From corporate law to international trade law, including public procurement law and competition law: The field of economic law today does not seem to escape greening. It is a new generation of environmental law that is emerging in doing so. This economic and environmental law is largely developed and enforced by non-state actors, in contrast to the traditional administrative environmental law, which is formally controlled by public institutions and applies to industrial facilities and projects on national territory. It has been. Capacity for cross-border projection. Large companies in all sectors play a leading role in this new normative situation, raising many questions. How can we guarantee the validity and legitimacy of the environmental standards created by these private economic powers? Assuming these criteria are effective, they can illegally block new entrants’ access to the market or strengthen the disciplinary action of current economic giants against various links in the globalized value chain. How can you prevent it from happening? Public institutions in developed countries may have the means to better regulate the environmental regulatory activities of multinational corporations in the future. No matter what happens to the project in this direction, other parties, especially environmental protection associations and trade unions, will be in the position of co-regulators. The symposium is represented by this increased participation of those who, under the qualification of “Stakeholders”, intend to influence the setting of acceptable ecological risk levels in the global value chain. It will be an opportunity to discuss possibilities and challenges.

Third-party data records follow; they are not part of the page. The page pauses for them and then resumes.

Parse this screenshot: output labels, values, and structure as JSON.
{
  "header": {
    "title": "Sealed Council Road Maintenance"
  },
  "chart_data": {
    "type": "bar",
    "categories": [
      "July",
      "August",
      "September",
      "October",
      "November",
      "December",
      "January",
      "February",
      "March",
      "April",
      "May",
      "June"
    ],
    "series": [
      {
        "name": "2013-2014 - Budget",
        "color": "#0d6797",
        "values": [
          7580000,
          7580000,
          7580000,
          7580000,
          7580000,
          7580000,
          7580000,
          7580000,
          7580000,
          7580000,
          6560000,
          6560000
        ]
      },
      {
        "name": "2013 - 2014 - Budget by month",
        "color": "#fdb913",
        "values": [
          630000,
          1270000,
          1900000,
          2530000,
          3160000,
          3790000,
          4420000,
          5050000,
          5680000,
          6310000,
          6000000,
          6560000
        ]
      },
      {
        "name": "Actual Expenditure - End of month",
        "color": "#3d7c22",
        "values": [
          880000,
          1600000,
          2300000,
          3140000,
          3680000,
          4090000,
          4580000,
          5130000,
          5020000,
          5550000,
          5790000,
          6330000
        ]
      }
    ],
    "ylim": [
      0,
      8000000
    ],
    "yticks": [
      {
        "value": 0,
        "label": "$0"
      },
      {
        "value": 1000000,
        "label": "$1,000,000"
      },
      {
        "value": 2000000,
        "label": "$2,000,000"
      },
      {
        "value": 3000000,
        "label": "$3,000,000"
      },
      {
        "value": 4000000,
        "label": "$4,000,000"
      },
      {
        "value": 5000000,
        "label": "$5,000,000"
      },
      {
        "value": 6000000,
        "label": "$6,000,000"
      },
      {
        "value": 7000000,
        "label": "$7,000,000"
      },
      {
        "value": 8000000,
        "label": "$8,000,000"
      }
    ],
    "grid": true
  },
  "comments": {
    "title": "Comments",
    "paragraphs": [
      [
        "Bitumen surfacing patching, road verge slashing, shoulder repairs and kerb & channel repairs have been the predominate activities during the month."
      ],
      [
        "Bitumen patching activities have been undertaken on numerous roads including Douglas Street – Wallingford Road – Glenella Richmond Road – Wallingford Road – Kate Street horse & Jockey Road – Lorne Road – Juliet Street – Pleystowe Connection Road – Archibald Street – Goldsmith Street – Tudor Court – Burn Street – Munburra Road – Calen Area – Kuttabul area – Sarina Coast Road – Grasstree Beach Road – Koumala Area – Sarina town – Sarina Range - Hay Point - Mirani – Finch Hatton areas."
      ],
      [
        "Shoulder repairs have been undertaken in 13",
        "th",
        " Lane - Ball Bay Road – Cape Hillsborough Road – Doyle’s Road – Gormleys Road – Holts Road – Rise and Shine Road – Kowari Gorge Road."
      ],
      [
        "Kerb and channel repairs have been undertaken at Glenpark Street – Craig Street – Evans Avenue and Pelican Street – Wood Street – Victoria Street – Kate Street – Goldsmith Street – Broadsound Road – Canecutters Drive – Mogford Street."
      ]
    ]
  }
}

With the recent ecology of economic law, the economy of environmental law is actually old. Indeed, the practice of presenting environmental regulations as authoritarian and anti-economic “command and control” regulations has been adopted since the 1970s, although this presentation is traditional but ideologically biased and historical. Turned out to be inaccurate. From the beginning, environmental law has provided an important place for both negotiations and economic discussions with regulated bodies regarding the content and implementation of standards. Environmental regulations have been described as one of the pioneers in modernizing industrial tools and increasing the competitiveness of regulated companies. Therefore, the symposium does not discuss the very principle of integration of ecological and economic debates, but in particular the benefits of mobilized economic debates, and in return, decisions that are considered “economic”. Justify greening. In fact, the inadequate ambitions of the ecological standards adopted today are largely due to the fact that economic debates are taken into account in the equations, such as the type of debate called and how to assess environmental damage. Often not used, the procedure for establishing the line between economic and environmental decisions. For this reason, there are many expectations from an analysis of the economic implications of environmental decisions that they will be more robust and more attorney-controlled. By visualizing false pretensions and translation errors that result from certain legal borrowings from economics, the legal system has the full ability to arbitrate conflicts of values that economics alone cannot resolve. You can recover.
Eau de Solveig Epstein, under review.